Using XPath function fn:replace from XSLT

Question

I'm trying to use XSLT to convert a simple XML schema to HTML and planned to use fn:replace to replace returns (\n) with <p>;. However, I can't figure out how to use this function properly.

A simplified version of the XSLT I'm using reads:

<?xml version="1.0"?>

<xsl:stylesheet version="1.0" 
                xmlns:xsl="http://www.w3.org/1999/XSL/Transform" 
                xmlns:fn="http://www.w3.org/2005/xpath-functions">
  <xsl:template match="/root">
    <html>
      <body>
        <!-- Replace \n with <p> -->
        <xsl:value-of select="fn:replace(value, '\n', '<p>')" />
      </body>
    </html>
  </xsl:template>
</xsl:stylesheet>

And the input to this XLST is e.g.:

<?xml version="1.0"?>

<root>
  <value><![CDATA[
    Hello
    world!
  ]]></value>
</root>

The conversion fails on fn:replace with an NoSuchMethodException. If I change the replace statement to

<xsl:value-of select="fn:replace('somestring', '\n', '<p>')" />

I get an IllegalArgumentException. How do I use fn:replace to achieve what I want?

I'm using Butterfly XML Editor to test the XSLT.

Answer 1

XPath 2.0 has a replace function that you can use with any XSLT 2.0 processor like Saxon 9 or AltovaXML tools or Gestalt. You seem to try to use the function with an XSLT 1.0 processor, that is not going to work. In case you are restricted to an XSLT 1.0 processor you will need to implement the replacement with a named recursive template or with the help of an extension.

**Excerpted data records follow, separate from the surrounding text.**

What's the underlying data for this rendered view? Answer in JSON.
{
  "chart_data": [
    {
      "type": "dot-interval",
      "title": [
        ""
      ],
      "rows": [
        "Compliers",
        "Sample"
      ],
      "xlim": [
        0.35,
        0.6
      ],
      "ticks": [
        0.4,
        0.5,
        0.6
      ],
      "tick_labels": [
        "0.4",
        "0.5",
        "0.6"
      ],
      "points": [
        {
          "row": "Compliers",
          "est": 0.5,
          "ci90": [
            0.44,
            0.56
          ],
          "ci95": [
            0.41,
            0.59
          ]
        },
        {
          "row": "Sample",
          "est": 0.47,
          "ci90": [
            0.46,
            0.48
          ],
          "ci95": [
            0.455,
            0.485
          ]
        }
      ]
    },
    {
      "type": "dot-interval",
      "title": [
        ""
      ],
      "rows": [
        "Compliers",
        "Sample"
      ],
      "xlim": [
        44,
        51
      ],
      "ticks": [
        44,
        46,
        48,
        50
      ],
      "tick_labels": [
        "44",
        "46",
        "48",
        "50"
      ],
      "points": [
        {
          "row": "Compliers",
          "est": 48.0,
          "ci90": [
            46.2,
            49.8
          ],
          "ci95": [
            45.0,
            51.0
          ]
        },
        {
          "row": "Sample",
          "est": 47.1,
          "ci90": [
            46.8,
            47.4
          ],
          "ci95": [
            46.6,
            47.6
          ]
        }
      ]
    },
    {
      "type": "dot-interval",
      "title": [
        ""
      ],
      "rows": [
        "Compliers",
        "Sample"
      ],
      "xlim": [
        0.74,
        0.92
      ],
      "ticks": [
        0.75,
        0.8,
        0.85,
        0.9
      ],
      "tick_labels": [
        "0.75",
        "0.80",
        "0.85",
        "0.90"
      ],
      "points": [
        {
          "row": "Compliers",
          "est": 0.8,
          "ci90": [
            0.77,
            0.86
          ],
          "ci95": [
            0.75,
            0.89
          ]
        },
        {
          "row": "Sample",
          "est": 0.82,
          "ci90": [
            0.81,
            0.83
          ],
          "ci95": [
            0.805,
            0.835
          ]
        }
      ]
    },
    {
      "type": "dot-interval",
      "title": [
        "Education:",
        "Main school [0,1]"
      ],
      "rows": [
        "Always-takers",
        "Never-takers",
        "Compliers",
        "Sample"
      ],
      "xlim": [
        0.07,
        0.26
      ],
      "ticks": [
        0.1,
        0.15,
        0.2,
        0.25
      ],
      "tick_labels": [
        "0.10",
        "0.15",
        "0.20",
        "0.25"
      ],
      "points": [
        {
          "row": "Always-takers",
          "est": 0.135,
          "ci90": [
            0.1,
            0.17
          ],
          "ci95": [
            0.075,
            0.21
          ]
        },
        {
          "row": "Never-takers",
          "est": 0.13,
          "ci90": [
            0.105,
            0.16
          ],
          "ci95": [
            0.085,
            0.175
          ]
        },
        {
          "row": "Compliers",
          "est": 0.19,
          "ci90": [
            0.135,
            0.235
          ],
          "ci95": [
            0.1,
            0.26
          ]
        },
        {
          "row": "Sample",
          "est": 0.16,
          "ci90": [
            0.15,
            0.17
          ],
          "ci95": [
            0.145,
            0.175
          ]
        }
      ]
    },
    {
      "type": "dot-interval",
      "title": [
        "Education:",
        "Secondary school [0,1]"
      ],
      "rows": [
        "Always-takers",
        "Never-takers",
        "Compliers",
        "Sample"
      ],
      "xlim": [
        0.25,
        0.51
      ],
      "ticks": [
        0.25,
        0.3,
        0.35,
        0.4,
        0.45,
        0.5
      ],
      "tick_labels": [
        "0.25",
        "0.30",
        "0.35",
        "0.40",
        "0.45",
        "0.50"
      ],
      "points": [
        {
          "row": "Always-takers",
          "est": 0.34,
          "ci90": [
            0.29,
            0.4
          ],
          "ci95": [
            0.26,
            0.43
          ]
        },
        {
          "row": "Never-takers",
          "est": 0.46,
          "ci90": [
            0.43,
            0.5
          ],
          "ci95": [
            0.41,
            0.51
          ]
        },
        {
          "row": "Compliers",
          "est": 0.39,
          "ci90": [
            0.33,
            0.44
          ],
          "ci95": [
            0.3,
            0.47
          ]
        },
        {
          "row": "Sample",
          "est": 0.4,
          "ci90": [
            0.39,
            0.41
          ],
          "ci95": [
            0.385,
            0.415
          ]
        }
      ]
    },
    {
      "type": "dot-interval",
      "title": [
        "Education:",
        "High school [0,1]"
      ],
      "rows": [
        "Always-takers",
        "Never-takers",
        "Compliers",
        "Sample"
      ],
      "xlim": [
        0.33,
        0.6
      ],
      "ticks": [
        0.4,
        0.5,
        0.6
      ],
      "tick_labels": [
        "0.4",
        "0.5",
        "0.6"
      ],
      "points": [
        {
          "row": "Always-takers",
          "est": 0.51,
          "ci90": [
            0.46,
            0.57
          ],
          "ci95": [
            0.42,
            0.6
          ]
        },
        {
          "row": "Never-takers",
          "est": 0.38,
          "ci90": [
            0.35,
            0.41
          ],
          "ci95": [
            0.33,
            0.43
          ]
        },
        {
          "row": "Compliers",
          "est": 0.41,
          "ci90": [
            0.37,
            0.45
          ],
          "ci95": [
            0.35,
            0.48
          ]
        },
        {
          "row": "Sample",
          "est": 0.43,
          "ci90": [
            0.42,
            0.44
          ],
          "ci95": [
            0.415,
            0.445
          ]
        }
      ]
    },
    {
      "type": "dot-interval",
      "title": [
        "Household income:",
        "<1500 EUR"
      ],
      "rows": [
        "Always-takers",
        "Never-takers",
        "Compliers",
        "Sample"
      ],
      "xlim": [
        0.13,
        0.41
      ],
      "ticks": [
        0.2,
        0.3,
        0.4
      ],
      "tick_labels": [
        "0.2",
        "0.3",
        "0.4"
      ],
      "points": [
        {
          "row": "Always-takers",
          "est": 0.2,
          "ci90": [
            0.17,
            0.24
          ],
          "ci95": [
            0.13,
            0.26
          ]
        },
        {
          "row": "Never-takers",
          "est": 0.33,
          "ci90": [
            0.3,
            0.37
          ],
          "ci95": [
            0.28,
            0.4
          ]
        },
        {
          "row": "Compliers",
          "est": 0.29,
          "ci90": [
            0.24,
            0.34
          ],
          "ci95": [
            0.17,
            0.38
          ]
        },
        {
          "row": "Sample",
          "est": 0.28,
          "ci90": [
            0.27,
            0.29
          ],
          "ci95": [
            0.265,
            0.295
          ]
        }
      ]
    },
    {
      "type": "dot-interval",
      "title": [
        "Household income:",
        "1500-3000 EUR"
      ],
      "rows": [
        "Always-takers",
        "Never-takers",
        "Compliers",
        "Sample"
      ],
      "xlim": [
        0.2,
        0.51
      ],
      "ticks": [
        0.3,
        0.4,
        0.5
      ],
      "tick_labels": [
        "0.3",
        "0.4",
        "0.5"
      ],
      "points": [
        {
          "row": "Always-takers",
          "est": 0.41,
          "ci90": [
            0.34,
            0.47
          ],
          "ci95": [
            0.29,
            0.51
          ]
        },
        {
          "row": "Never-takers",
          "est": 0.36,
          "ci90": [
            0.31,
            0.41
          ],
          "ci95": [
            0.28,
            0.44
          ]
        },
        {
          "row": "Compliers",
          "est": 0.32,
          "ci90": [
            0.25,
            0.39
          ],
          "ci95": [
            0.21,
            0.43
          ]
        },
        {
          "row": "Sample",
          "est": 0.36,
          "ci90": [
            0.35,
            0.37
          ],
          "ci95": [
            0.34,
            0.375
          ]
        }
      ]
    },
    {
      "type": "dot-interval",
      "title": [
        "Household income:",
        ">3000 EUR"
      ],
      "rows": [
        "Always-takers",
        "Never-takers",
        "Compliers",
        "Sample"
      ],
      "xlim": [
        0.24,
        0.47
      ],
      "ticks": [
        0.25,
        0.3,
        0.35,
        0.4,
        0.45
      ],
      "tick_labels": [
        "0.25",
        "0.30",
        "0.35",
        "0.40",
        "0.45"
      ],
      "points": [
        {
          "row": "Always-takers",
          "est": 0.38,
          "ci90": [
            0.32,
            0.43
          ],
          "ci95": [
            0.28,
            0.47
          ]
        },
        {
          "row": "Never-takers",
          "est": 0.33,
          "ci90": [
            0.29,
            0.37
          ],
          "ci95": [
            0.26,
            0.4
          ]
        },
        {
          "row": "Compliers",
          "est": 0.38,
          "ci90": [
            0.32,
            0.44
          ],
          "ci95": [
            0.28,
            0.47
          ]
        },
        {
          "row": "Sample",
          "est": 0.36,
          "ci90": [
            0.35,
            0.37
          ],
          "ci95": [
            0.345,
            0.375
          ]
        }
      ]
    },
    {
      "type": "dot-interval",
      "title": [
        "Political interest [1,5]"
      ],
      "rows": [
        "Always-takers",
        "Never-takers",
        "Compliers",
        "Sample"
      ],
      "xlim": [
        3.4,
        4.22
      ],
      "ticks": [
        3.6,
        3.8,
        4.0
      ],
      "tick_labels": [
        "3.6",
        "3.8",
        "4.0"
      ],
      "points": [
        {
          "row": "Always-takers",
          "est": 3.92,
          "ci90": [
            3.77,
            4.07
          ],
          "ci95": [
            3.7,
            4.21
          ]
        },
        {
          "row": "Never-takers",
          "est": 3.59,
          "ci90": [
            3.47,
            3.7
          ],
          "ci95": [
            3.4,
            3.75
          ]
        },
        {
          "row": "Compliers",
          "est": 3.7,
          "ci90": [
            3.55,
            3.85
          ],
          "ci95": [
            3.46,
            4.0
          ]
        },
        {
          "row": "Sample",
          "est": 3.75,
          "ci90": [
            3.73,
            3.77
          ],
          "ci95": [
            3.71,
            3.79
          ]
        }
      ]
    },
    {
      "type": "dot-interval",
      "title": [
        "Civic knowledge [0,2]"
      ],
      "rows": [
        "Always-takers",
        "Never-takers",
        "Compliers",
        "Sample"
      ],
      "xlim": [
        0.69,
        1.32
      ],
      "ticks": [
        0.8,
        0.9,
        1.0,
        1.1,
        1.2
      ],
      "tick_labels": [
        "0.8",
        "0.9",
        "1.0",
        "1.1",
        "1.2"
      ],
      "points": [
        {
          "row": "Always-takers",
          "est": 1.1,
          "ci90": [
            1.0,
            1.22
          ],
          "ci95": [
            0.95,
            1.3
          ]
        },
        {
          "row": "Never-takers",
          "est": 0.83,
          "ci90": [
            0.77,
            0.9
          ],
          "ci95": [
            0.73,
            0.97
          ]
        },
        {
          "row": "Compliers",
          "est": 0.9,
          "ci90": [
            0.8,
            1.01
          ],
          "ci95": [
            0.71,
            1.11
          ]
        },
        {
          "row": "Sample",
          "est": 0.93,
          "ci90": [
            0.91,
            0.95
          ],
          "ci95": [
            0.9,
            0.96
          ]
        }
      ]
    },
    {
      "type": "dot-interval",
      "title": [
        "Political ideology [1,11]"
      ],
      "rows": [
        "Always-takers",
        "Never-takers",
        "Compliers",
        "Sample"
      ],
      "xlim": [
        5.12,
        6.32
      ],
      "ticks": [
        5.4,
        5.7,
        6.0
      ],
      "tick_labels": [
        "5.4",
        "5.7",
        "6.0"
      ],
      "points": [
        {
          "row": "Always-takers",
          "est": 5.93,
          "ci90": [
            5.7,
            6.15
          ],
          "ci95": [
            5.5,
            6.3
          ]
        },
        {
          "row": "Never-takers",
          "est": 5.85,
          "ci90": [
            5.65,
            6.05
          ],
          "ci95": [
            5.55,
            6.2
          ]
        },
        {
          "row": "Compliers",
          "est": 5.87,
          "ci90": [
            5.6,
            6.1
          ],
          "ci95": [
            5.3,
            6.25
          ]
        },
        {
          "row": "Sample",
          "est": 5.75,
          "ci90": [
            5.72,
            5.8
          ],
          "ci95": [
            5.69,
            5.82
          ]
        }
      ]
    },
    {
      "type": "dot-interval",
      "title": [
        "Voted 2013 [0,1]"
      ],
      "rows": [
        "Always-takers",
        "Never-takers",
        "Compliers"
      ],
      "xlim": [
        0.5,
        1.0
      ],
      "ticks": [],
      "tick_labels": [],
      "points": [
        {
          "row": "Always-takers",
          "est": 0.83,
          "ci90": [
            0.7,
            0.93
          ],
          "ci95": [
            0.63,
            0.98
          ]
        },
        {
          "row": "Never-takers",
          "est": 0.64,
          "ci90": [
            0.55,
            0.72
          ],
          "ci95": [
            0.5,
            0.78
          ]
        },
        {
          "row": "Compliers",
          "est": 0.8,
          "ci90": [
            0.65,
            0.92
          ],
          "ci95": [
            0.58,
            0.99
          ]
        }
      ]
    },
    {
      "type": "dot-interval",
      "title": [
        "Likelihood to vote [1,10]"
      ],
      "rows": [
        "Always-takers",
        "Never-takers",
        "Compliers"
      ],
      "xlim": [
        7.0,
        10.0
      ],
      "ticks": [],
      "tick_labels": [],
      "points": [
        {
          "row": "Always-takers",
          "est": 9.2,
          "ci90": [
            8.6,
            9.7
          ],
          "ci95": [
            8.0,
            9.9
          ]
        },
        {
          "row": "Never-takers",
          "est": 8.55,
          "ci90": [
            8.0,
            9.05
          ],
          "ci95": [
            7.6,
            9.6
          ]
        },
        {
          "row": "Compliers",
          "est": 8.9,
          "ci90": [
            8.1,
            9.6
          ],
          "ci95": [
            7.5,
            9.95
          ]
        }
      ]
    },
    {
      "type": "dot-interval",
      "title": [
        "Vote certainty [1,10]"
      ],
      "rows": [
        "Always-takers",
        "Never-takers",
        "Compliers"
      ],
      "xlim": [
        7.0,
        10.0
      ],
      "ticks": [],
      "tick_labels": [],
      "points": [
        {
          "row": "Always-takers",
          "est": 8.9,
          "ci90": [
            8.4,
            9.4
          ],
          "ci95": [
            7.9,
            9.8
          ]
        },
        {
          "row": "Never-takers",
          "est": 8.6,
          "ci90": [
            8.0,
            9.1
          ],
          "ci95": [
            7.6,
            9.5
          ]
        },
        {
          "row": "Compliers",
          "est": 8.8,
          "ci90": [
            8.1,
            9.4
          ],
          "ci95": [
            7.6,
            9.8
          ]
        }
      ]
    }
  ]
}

However note that even with XSLT 2.0 your attempt to use replace seems wrong as you will produce a text node with a 'p' tag markup while I assume you want to create a 'p' element node in the result. So even with XSLT 2.0 using analyze-string instead of replace is more likely to get you the result you want.

Answer 2

By bumping the version attribute of <xsl:stylesheet> to 2.0 and using

<xsl:value-of select="replace(description, '\n', '<p/>')" disable-output-escaping="yes" />

I was able to make the replace work.